Quando eu decidi vir com os Trovonautas, no grupo de pesquisa, eu segui utilizando dos conhecimentos que eu adquiri em minha formação como médica e sigo tendo uns trampos aqui e ali para me manter. Afinal, conhecimento nunca é perdido, não é mesmo? Mas... De verdade? Eu me sinto presa. Não tanto quanto antes. Agora, eu viajo o mundo, tratando Pokémon que muitas vezes estão em condições de saúde precária na natureza, distantes das cidades e dos Centros Pokémon, onde as Enfermeira Joy poderiam cuidar deles. É um trabalho nobre, mas no fim das contas... Um trabalho.
E eu não me encontro feliz trabalhando. Também não entendo como é que alguém poderia ser feliz sob qualquer condição de exploração... Talvez porque toda experiência de emprego que eu tive tenha sido traumática, de alguma forma? Talvez porque eu simplesmente queira desaparecer sem deixar vestígios para nunca mais ouçam falar de minha existência? Bom... Eu não sei. Simplesmente não sei.

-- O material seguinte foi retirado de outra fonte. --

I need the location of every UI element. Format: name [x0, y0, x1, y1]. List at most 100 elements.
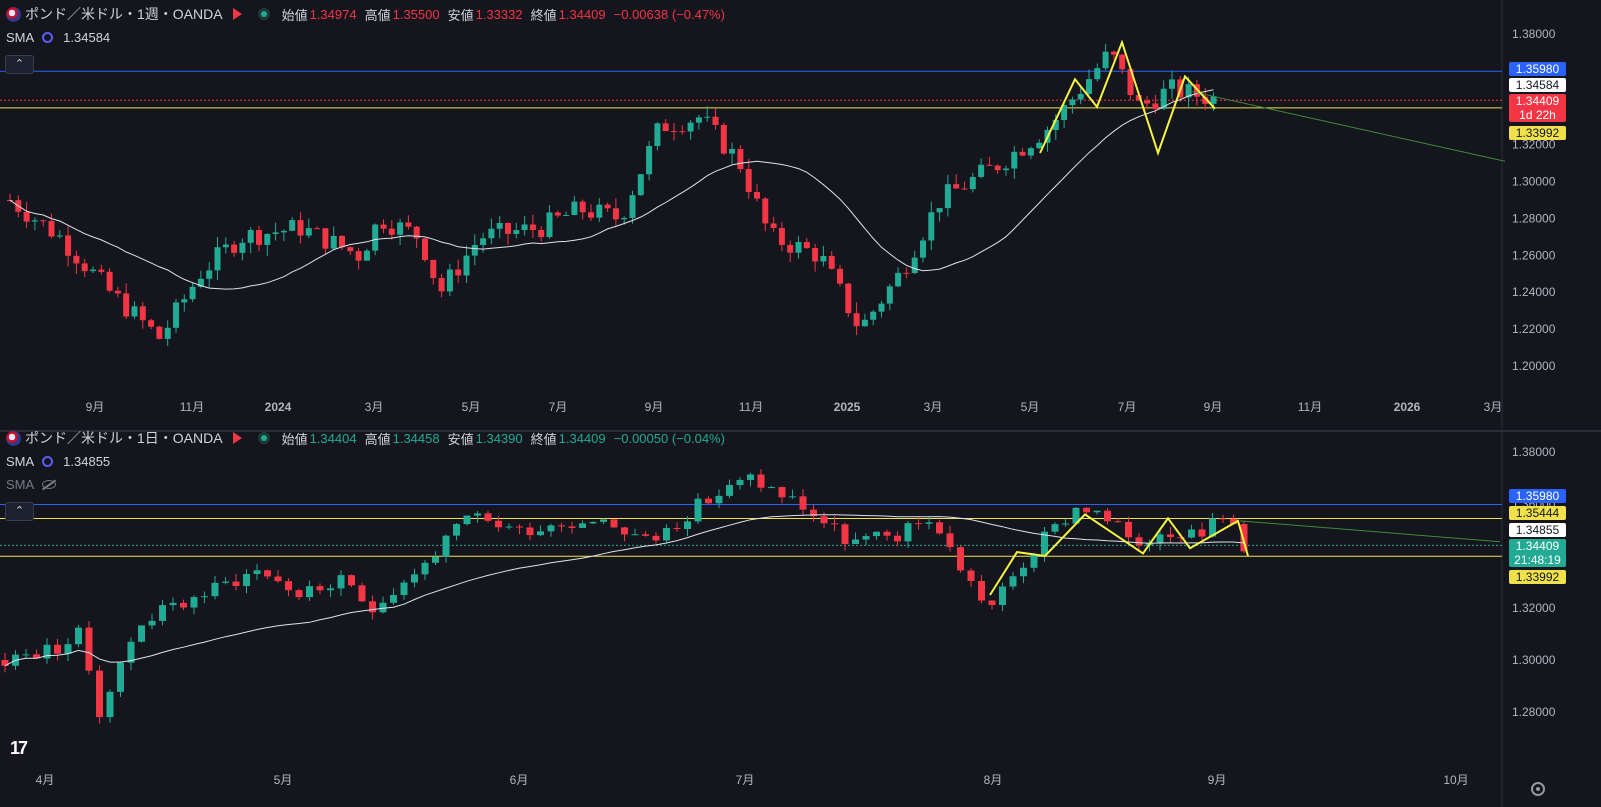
- candle-body: [73, 255, 80, 264]
- candle-body: [861, 319, 868, 327]
- daily-chart-canvas[interactable]: 1.380001.360001.340001.320001.300001.280…: [0, 432, 1601, 807]
- close-label: 終値: [530, 431, 557, 447]
- time-axis-label: 3月: [365, 400, 384, 414]
- sma-legend[interactable]: SMA 1.34584: [6, 30, 110, 45]
- weekly-chart-pane[interactable]: 1.380001.360001.340001.320001.300001.280…: [0, 0, 1601, 430]
- candle-body: [1188, 529, 1195, 538]
- candle-body: [322, 228, 329, 249]
- candle-body: [247, 229, 254, 243]
- time-axis-label: 7月: [549, 400, 568, 414]
- candle-body: [413, 226, 420, 239]
- collapse-legend-button[interactable]: ⌃: [5, 502, 34, 521]
- candle-body: [327, 588, 334, 591]
- close-label: 終値: [530, 7, 557, 23]
- candle-body: [1127, 69, 1134, 96]
- candle-body: [305, 228, 312, 236]
- candle-body: [588, 212, 594, 218]
- candle-body: [873, 531, 880, 537]
- candle-body: [421, 562, 429, 575]
- candle-body: [568, 526, 576, 528]
- candle-body: [31, 220, 38, 222]
- candle-body: [1110, 51, 1117, 55]
- candle-body: [768, 487, 775, 489]
- symbol-title[interactable]: ポンド／米ドル・1週・OANDA: [25, 6, 223, 22]
- candle-body: [239, 242, 246, 253]
- candle-body: [422, 238, 428, 260]
- flag-marker-icon[interactable]: [232, 8, 242, 20]
- candle-body: [148, 320, 155, 327]
- time-axis-label: 5月: [462, 400, 481, 414]
- open-value: 1.34974: [309, 6, 357, 22]
- candle-body: [820, 255, 827, 262]
- candle-body: [280, 230, 287, 233]
- change-value: −0.00050 (−0.04%): [613, 430, 725, 446]
- sma-price-tag: 1.34855: [1509, 523, 1566, 537]
- candle-body: [156, 326, 163, 339]
- change-value: −0.00638 (−0.47%): [613, 6, 725, 22]
- candle-body: [1102, 51, 1109, 69]
- candle-body: [337, 575, 345, 589]
- candle-body: [484, 513, 492, 521]
- blue-line-price-tag: 1.35980: [1509, 62, 1566, 76]
- pattern-drawing: [989, 513, 1249, 596]
- collapse-legend-button[interactable]: ⌃: [5, 55, 34, 74]
- candle-body: [778, 487, 786, 498]
- candle-body: [106, 271, 113, 291]
- open-label: 始値: [281, 431, 308, 447]
- time-axis-label: 8月: [984, 773, 1003, 787]
- candle-body: [81, 263, 88, 272]
- open-label: 始値: [281, 7, 308, 23]
- candle-body: [1019, 151, 1026, 156]
- candle-body: [1083, 507, 1090, 513]
- sma-hidden-name: SMA: [6, 477, 35, 492]
- eye-off-icon[interactable]: [42, 480, 57, 489]
- candle-body: [295, 590, 303, 598]
- candle-body: [662, 123, 669, 132]
- candle-body: [571, 201, 578, 216]
- candle-body: [787, 244, 794, 253]
- sma-hidden-legend[interactable]: SMA: [6, 477, 57, 492]
- candle-body: [1027, 148, 1034, 156]
- candle-body: [181, 299, 188, 303]
- candle-body: [999, 586, 1006, 605]
- sma-settings-icon[interactable]: [42, 456, 54, 467]
- candle-body: [967, 570, 975, 581]
- pane-divider[interactable]: [0, 430, 1601, 432]
- candle-body: [380, 224, 387, 229]
- flag-marker-icon[interactable]: [232, 432, 242, 444]
- candle-body: [139, 306, 146, 321]
- symbol-title[interactable]: ポンド／米ドル・1日・OANDA: [25, 430, 223, 446]
- gear-icon[interactable]: [1531, 782, 1545, 796]
- low-label: 安値: [447, 7, 474, 23]
- candle-body: [372, 224, 379, 251]
- time-axis-label: 6月: [510, 773, 529, 787]
- candle-body: [388, 228, 395, 235]
- candle-body: [1061, 105, 1068, 120]
- candle-body: [1030, 554, 1038, 568]
- daily-chart-pane[interactable]: 1.380001.360001.340001.320001.300001.280…: [0, 430, 1601, 807]
- candle-body: [64, 644, 72, 654]
- candle-body: [1209, 518, 1216, 537]
- candle-body: [1119, 54, 1126, 70]
- candle-body: [505, 223, 511, 234]
- candle-body: [1144, 100, 1151, 104]
- candle-body: [201, 596, 208, 598]
- candle-body: [521, 224, 528, 231]
- blue-line-price-tag: 1.35980: [1509, 489, 1566, 503]
- sma-line: [4, 514, 1245, 667]
- candle-body: [631, 534, 639, 536]
- candle-body: [243, 574, 250, 587]
- weekly-chart-canvas[interactable]: 1.380001.360001.340001.320001.300001.280…: [0, 0, 1601, 430]
- candle-body: [1198, 529, 1206, 537]
- candle-body: [285, 581, 292, 591]
- candle-body: [1052, 119, 1059, 131]
- low-value: 1.34390: [475, 430, 523, 446]
- candle-body: [529, 224, 536, 230]
- sma-legend[interactable]: SMA 1.34855: [6, 454, 110, 469]
- tradingview-logo[interactable]: 17: [10, 738, 28, 758]
- candle-body: [355, 251, 362, 261]
- price-axis-label: 1.28000: [1512, 211, 1556, 225]
- candle-body: [687, 122, 694, 132]
- sma-settings-icon[interactable]: [42, 32, 54, 43]
- candle-body: [442, 535, 450, 557]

Só sei que é um saco carregar o sobrenome "Joy", porque por mais que eu me rebele contra a minha família e fuja da responsabilidade que ela me enfiou goela abaixo, eu não consigo me rebelar contra quem eu sou, nem contra de onde eu vim... Quando eu me olho no espelho, está claro para mim que eu sou uma Joy, e eu não posso fazer nada com relação a isso. Se eu pudesse, eu simplesmente nascia de novo, em outra família, mas não dá. Quando eu vejo a minha própria imagem refletida na superfície de um espelho, é um lembrete infernal de que eu falhei enquanto filha, enquanto neta, enquanto sobrinha, enquanto alguém que tinha uma família que esperava o máximo de você...
Mas por que eu me sinto assim? Por que eu não gosto de ser médica? Bem... Eu também queria entender. Eu queria saber a razão pela qual essa profissão não me atrai. Mas eu não sei. Não é como se eu tivesse escolhido isso! Eu não escolhi não gostar! De fato, se eu pudesse escolher, eu escolheria gostar de uma vez, porque seria tão mais fácil! Mas não é assim que as coisas funcionam... Nós não mandamos no nosso coração, e é uma merda pensar que nossos desejos mais pessoais e íntimos, por simplesmente destoarem do que pensa a maioria, pode ferir o orgulho daqueles que amamos...
Mas, Mollie... Posso te perguntar uma coisa?
Já está perguntando...
Você não acha que ainda é nova? Que ainda dá tempo de mudar de área e seguir com outra profissão?